VOTI ANTIDISCRIMINATORI
Sempre sotto la guida di Marten, le scuole di San Diego hanno deciso di abolire ogni «classificazione discriminatoria»: il 20 per cento degli studenti neri ha concluso l’anno scolastico con una D o una F, così, invece di ragionare sui fattori che hanno permesso all’80 per cento dei neri di superare l’anno a pieni voti, il distretto ha deciso all’unanimità di abbattere il sistema per tutti. In base ai nuovi protocolli, nessuno dei 106 mila studenti di San Diego è tenuto a consegnare i compiti in base a una scadenza e agli insegnanti sarà vietato considerare la condotta in classe in fase di scrutinio. Invece di lavorare sulle condizioni che garantirebbero pari accesso all’eccellenza per tutti si è proceduto a eliminare le disparità livellando tutta la popolazione di studenti in base ai rendimenti più scarsi.
«L’ANTIDOTO AL RAZZISMO NON È L’ANTIRAZZISMO»

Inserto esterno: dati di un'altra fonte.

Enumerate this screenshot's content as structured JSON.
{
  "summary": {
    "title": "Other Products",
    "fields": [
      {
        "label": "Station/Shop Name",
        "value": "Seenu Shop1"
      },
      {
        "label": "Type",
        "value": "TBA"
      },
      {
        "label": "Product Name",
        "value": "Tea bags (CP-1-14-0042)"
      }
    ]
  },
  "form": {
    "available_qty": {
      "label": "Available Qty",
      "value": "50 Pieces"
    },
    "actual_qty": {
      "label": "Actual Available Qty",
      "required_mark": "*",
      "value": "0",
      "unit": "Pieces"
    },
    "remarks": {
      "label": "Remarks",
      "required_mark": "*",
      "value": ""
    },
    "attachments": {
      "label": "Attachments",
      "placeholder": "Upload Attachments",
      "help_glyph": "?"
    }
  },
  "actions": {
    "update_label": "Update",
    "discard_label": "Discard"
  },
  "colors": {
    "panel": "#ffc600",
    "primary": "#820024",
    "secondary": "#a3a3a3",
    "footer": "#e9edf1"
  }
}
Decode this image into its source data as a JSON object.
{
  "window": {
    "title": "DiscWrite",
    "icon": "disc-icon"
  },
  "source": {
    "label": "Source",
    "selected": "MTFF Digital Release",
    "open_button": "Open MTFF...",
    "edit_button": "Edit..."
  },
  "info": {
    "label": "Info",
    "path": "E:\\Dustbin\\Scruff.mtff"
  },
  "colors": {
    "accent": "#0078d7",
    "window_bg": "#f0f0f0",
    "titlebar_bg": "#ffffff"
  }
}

La nuova narrazione è che la disparità razziale rappresenti la più grande sfida educativa delle scuole americane, e che tale disparità sia unicamente riconducibile a suprematismo e razzismo sistemico tralasciando ogni considerazione sulla fragilità famigliare o l’assenza di libertà di scelta. «Le politiche “antirazziste” che ne derivano stanno diventando la versione moderna e involontaria del debole fanatismo delle basse aspettative», ha denunciato Ian Rowe, resident fellow dell’American Enterprise Institute e senior visiting fellow presso il Woodson Center, preoccupato dalla necessità di «promuovere l’equità razziale» di Biden. «L’antidoto al razzismo non è l’antirazzismo. È una filosofia dell’umanesimo che celebra ed eleva la dignità intrinseca di ogni individuo. E l’antidoto all’ineguaglianza non è la diminuzione delle aspettative per tutti. È pari opportunità e convinzione nella capacità di ogni persona di muoversi verso l’alto, indipendentemente dalla razza, dall’etnia o dal colore della pelle».
Possiamo ridere del consiglio scolastico di San Francisco per cui la verità non ha alcuna importanza o di San Diego, ma come ricorda Dreher «non dimentichiamo mai: ciò che accade in California raramente rimane in California».